By CHILA NAMAIKO –
MONZE Mission Hospital yesterday celebrated its 50 years of existence with First Lady Christine Kaseba calling for increased investment in the health sector and deployment of more health workers to meet
people’s demands.
The hospital, with a bed capacity of about 274, begun as a rural health centre and was opened on October 28, 1964, four days after Zambia got her independence.
Speaking when she officiated at the hospital’s Golden Jubilee celebrations, Dr Kaseba called for more sustained collaboration among stakeholders in enhancing provision of quality health services.
The First Lady said that contribution of various stakeholders could help to positively impact many lives, hence the need for continued support to the health sector to improve people’s living standards.
“This hospital has over the years liberated many from disease and pain,” Dr Kaseba said. “This hospital has over the years of its existence restored hope in countless citizens of this country.”
She said the hospital had been successful because of unwavering support from the Government and other organisations to ensure the Catholic-run institution was operating well.
Dr Kaseba urged hospital management to continue embracing sick people through its comfort and holistic care without any form of discrimination.
She, however, said that achieving optimal healthcare required massive community involvement in order to continue uplifting the standard of health institutions.

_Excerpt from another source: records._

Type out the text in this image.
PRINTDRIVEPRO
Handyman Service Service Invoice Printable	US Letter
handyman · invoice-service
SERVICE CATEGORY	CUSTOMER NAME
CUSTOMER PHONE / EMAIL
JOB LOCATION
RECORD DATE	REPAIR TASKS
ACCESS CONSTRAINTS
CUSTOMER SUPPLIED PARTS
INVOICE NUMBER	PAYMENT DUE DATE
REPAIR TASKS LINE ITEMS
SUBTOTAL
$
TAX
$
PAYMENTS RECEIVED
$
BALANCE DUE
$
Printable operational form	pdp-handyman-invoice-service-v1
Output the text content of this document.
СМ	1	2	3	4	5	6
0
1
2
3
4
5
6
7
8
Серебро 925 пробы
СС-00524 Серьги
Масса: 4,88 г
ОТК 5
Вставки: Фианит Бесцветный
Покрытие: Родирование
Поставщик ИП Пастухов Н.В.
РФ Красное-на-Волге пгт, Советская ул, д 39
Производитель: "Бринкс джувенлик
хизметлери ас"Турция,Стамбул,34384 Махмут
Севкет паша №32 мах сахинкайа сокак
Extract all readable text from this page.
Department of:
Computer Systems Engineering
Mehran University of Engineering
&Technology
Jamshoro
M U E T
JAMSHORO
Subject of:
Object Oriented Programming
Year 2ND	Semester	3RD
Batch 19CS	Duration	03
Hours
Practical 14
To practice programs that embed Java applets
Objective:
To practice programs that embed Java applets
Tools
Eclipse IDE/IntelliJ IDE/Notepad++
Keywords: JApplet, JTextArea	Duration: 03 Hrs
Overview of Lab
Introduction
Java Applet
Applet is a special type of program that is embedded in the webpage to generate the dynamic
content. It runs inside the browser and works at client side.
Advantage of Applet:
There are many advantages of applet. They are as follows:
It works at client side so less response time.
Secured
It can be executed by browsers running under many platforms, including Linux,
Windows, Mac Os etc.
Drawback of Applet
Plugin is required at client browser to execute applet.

Dr Kaseba, through her office, donated assorted items, namely, one delivery bed, vacuum extractor, five first aid boxes, a 90 kilogramme bag of rice, 90 kilogramme bag of beans, blankets and mealie meal.
Earlier when she arrived, Dr Kaseba was taken on a tour of some wards such as the maternity and children’s wards where a baby girl born in the early hours of yesterday was named after her.
Hospital superintendent Kakanda Ngalula appealed to the Government and stakeholders to help the institution with adequate water supply, and bemoaned the continued load-shedding.
Dr Ngalula appealed for more funding and allocation of beds to the maternity ward in which some expectant mothers were found sleeping on the floor.
Health Minister Joseph Kasonde said in a speech read for him by the ministry’s director, policy and planning, Christopher Simongo that the Government wanted to improve the health sector through infrastructure development and deployment of nurses.
Provincial Minister Daniel Munkombwe hailed the founders of Monze Mission Hospital for their visionary leadership which had seen the institution providing quality health services.